Malware is short for “malicious software” and includes all kinds of viruses, trojan horses, ransomware, and adware. In brief, it’s anything that actively damages your systems or compromises your data.
Preventing malware from getting onto your network requires a three-pronged approach.
First, companies need to install both anti-virus and firewall software on their systems, including their websites. These tools help to prevent the majority of technical attacks. The software can often detect harmful programs and quarantine them for review before they do any damage.
Second, companies need to engage in training programs that teach colleagues how to prevent themselves from inadvertently allowing viruses onto the network.
Today, the vast majority of business attacks are possible because somebody in the organization opened the door to let it happen. Classic examples include opening dodgy email attachments or leaving laptops unlocked on public transport.
Companies shouldn’t assume that employees know how to mitigate all these risks, so regular training is essential. You need to teach staff that they shouldn’t open emails from unknown senders or provide vital security information over the network, even if it looks like it comes from a trusted source.
The final way to stop malware is to outsource security to a third-party company. Remember, there’s a big difference between a managed service provider (MSP) and a managed security service provider (MSSP).
The former deals with your backups and manages your software updates, while the latter provides specialist security services only.
5. Power Outages
Lastly, networks can also go down because of power outages.

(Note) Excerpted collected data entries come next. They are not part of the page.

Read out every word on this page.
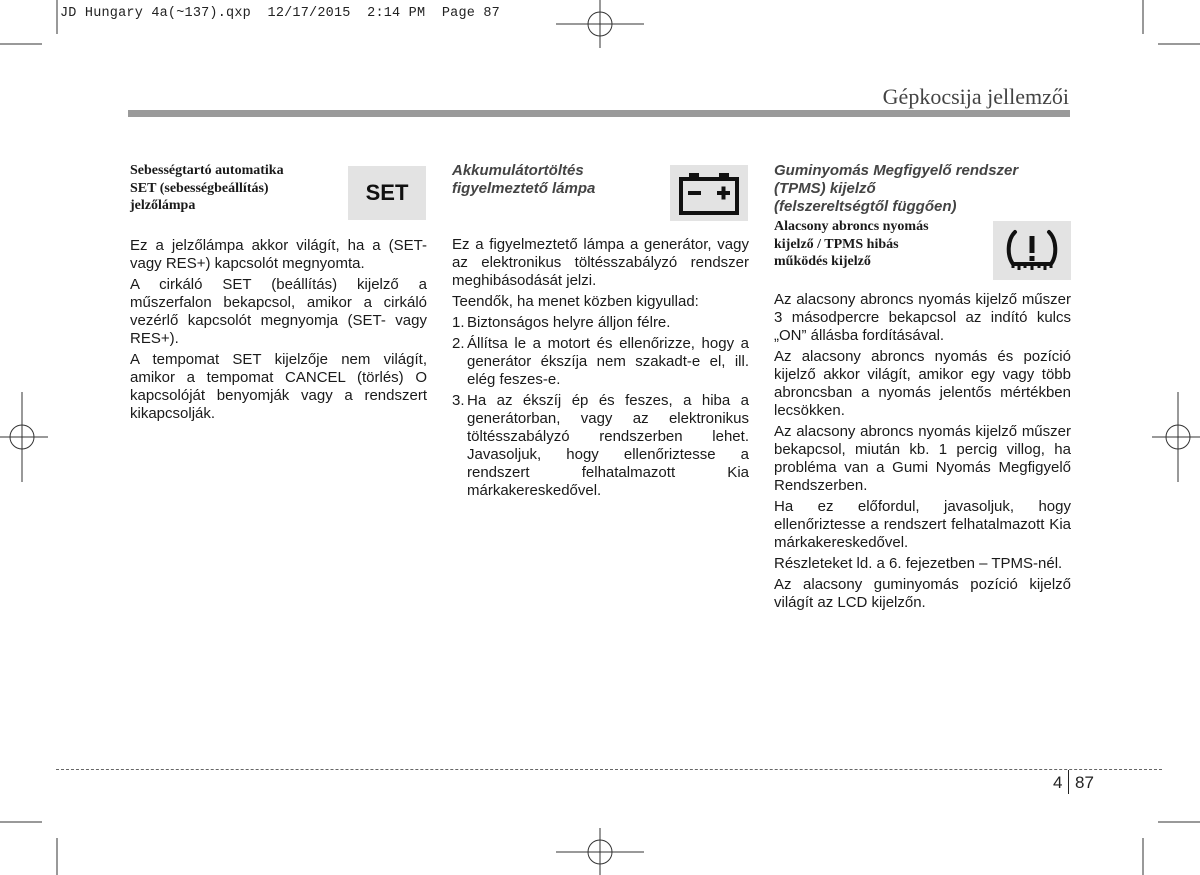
JD Hungary 4a(~137).qxp  12/17/2015  2:14 PM  Page 87
Gépkocsija jellemzői
Sebességtartó automatika
SET (sebességbeállítás)
jelzőlámpa

Ez a jelzőlámpa akkor világít, ha a (SET- vagy RES+) kapcsolót megnyomta.

A cirkáló SET (beállítás) kijelző a műszerfalon bekapcsol, amikor a cirkáló vezérlő kapcsolót megnyomja (SET- vagy RES+).

A tempomat SET kijelzője nem világít, amikor a tempomat CANCEL (törlés) O kapcsolóját benyomják vagy a rendszert kikapcsolják.

SET
Akkumulátortöltés
figyelmeztető lámpa

Ez a figyelmeztető lámpa a generátor, vagy az elektronikus töltésszabályzó rendszer meghibásodását jelzi.

Teendők, ha menet közben kigyullad:

1. Biztonságos helyre álljon félre.
2. Állítsa le a motort és ellenőrizze, hogy a generátor ékszíja nem szakadt-e el, ill. elég feszes-e.
3. Ha az ékszíj ép és feszes, a hiba a generátorban, vagy az elektronikus töltésszabályzó rendszerben lehet. Javasoljuk, hogy ellenőriztesse a rendszert felhatalmazott Kia márkakereskedővel.
Guminyomás Megfigyelő rendszer
(TPMS) kijelző
(felszereltségtől függően)
Alacsony abroncs nyomás
kijelző / TPMS hibás
működés kijelző

Az alacsony abroncs nyomás kijelző műszer 3 másodpercre bekapcsol az indító kulcs „ON” állásba fordításával.

Az alacsony abroncs nyomás és pozíció kijelző akkor világít, amikor egy vagy több abroncsban a nyomás jelentős mértékben lecsökken.

Az alacsony abroncs nyomás kijelző műszer bekapcsol, miután kb. 1 percig villog, ha probléma van a Gumi Nyomás Megfigyelő Rendszerben.

Ha ez előfordul, javasoljuk, hogy ellenőriztesse a rendszert felhatalmazott Kia márkakereskedővel.

Részleteket ld. a 6. fejezetben – TPMS-nél.

Az alacsony guminyomás pozíció kijelző világít az LCD kijelzőn.

4 87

Think about the consistency of the power supply in your area. Some regions have excellent utilities that provide a regular service, no matter what the weather does. Others, though, leave a lot to be desired.
A lot of companies that rely on their networks arrange backup power.
In the old days, the only way of doing this was to install a diesel generator in your building, but that came with a whole host of issues – including the fact that it took a few minutes to warm up.
Now, though, you can get solar panels and battery combinations that will kick in immediately if they detect a power interruption.